A thought creeps into my head as I wander down the street, just, it seems, to nag at me a little. I weave in and out on the busy sidewalk, side-stepping a woman who’s just stopped to browse at a window display and wonder how it is that we can all possibly live here together in the city.
What keeps this whole show from coming to a crashing halt? Just then, a familiar face holds out his cap and asks for some spare change.
Waves of people, anonymous and unknown, streaming by us, standing next to us in line, simply sharing the same space with us. This is the urban condition. A cacophony of disconnected and seemingly random voices and noises, sounds and smells subsume us in a world of the unknown. In the city, day and night melt together, winter and summer merge seamlessly with the quiet turning of a door handle. The city is confusing and senseless. Life in the city, it seems, is always in flux, always moving, awake and changing. It has no beginning nor end, no start or finish, no yesterday or tomorrow, there is just now, just today. It is the negation of time, of season, of continuity.

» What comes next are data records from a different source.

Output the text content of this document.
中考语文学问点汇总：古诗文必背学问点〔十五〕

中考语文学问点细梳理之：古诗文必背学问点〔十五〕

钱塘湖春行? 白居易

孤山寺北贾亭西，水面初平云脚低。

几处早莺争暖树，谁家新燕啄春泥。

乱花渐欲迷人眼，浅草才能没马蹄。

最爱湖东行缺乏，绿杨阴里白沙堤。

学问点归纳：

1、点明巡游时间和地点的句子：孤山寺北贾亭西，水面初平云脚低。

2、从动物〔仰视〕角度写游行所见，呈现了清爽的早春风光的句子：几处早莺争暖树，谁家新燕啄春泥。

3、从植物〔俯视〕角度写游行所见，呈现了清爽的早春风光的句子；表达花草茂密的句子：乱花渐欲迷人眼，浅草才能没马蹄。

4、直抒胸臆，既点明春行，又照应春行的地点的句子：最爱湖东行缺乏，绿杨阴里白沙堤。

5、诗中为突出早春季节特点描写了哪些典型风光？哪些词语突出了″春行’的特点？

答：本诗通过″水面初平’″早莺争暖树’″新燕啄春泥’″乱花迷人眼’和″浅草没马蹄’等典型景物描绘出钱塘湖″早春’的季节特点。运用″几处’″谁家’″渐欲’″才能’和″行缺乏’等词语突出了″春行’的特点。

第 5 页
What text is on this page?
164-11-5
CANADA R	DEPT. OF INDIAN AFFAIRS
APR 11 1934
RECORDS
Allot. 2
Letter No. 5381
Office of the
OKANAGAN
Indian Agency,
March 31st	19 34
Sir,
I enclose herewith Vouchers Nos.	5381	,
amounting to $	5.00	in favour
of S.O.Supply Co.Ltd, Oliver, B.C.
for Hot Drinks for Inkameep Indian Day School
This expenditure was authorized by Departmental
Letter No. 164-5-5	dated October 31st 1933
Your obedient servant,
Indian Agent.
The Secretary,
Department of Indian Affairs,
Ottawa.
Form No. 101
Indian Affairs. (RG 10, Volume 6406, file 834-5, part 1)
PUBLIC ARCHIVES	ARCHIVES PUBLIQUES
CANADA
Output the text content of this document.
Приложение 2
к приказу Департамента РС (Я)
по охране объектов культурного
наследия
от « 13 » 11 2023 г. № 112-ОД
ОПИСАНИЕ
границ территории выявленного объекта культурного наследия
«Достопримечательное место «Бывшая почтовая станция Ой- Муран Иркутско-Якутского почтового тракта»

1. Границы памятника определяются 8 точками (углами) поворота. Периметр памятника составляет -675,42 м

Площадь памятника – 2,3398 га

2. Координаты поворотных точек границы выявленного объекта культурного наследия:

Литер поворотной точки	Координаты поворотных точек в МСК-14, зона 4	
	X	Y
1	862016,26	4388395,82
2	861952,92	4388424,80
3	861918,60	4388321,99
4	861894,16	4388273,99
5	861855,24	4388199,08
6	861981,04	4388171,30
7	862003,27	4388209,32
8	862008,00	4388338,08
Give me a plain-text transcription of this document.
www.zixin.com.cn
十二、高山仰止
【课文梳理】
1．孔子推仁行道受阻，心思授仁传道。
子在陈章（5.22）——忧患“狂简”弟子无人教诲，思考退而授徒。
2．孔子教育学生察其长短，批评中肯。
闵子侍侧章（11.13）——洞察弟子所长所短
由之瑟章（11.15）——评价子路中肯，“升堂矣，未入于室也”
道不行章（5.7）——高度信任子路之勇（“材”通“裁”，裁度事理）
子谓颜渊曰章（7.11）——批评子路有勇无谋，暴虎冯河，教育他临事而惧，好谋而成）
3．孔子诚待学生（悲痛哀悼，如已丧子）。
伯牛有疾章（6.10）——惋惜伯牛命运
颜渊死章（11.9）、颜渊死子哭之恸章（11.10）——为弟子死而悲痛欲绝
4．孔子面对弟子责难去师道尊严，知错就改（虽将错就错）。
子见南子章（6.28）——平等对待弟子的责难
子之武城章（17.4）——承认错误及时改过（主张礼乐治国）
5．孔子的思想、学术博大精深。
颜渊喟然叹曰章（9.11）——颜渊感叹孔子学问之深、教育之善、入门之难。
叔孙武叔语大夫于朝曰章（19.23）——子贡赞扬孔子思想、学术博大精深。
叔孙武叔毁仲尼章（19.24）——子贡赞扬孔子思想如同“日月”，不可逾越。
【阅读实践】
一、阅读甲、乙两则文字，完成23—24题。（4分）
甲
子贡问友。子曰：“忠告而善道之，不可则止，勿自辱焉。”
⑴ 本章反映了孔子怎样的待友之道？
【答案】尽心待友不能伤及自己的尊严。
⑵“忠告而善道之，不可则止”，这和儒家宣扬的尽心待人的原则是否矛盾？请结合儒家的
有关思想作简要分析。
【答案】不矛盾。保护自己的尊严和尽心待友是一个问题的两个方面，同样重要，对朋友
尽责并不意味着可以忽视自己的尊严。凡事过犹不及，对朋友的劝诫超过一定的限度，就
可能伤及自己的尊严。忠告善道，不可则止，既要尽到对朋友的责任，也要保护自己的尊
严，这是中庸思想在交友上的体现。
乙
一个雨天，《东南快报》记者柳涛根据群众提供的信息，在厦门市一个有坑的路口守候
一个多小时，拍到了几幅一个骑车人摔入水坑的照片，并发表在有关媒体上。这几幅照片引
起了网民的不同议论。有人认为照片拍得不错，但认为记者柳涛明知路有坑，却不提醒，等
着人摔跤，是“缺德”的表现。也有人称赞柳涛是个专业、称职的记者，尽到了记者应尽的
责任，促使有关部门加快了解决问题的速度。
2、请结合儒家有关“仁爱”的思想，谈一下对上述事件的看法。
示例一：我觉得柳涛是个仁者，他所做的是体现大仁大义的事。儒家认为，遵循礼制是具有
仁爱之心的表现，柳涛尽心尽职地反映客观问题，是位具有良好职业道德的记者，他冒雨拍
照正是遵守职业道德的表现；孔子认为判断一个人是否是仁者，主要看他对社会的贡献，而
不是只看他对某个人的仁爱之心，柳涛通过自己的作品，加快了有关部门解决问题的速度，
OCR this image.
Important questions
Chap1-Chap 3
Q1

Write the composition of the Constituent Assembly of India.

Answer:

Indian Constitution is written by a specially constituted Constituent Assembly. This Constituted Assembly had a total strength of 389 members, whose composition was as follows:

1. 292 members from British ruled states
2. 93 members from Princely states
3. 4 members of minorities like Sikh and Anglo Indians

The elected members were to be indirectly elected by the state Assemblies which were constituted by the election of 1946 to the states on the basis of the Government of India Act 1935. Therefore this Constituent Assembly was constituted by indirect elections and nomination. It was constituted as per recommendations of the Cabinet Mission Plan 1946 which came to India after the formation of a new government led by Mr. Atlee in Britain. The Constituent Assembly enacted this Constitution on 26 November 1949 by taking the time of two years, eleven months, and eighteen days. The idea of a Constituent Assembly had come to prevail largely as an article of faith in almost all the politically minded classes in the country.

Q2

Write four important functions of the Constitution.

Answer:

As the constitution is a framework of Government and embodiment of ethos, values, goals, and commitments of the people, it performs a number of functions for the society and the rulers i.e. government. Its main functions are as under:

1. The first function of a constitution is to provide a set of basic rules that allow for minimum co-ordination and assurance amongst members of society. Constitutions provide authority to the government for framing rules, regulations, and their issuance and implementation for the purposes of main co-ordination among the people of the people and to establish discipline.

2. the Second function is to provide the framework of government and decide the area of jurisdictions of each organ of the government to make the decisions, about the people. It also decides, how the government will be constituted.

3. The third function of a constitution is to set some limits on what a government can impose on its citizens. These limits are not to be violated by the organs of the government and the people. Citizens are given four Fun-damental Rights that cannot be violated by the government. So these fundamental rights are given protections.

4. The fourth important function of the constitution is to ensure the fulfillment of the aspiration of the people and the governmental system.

A dreary morning has given way to a sleepy sun that could barely lift itself above the roof of the apartment across the street and now seems content to nod off again casting long fall shadows.
I slow up. Something smells good. Glancing across the street a line up has already started forming outside a popular restaurant around the corner. Just before dark, right on cue.
We often think of neighbourhoods as places, as the streets and parks and buildings that surround us everyday. We think of buildings and roads and crowded buses. These are the things that stay the same, that give us that connection between what happened yesterday and what’s happening now. They are the bricks and mortar, the timeless, unchanging glass and steel that keeps time from running amok and immersing us forever in the unintelligible chaos of the city street. These are the things we know to be true.
The physical infrastructure of our built environments is critical in the linear progression of our lives, as the glue, the watch face upon which the seconds can be counted away, the backdrop in front of which we play out the days games. Without this certainty, city live would be impossible.
But look a little closer. Our neighbourhoods are filled with people, with a lot of people, most of whom are not known to us. The canvas onto which is painted our daily lives is more than simply the physical space we occupy.
The city is filled with strangers. All around us a thousand bit players, hundreds of extras, unaware that they are all playing roles in each others lives. We are all strangers here. Even those we think we know, the guy at the bakery or your favourite barista, those people that we always come across during the course of our day, are time markers, props in the elaborate construction of meaning we engage in daily.
It is these people who render our experiences legible, who give form to the formlessness of the city as we navigate our way through our days. We are all strangers here, and yet we are not alone.
These strangers are part of the city, elements of the architecture, accessories in our daily routine of feeding and entertaining ourselves. And yet it is these people that we rely on to give the places we live, shop, and work some predictability, some feeling of security, of home.
These are the people we enter into a thousand tiny, often unnoticeable relationships with in each and every encounter. It is these people with which we constantly create the links, however informal, that stand at the core of urban living.
We are able to live in the places we do because we have some certainty, some continuity to the ebb and flow, the comings and goings and seeming chaos of the city. It is not necessarily that the physical space in which we live stays the same, is predictable, and feels like home. While this is surely important, it is the fact that the same people are in the same place everyday. Place is far more than the space it occupies, it is the people and indeed, the relationships that remain there, day in and day out.
I work my way down the crowded sidewalk and burst into the warm, steamy confines of the local burger shack. I ponder my order, but I always get the same thing so the pause is noticeable to only the keenest of observers.
Order placed, the cashier asks uncommittedly, “Name.” More of a statement than anything else. “Andrew!” I look around shocked, and a little worried. “That’s it, isn’t it?” The other girl behind the counter asks above the slow din of the place. “Yeah,” I look up smiling, “that’s it.”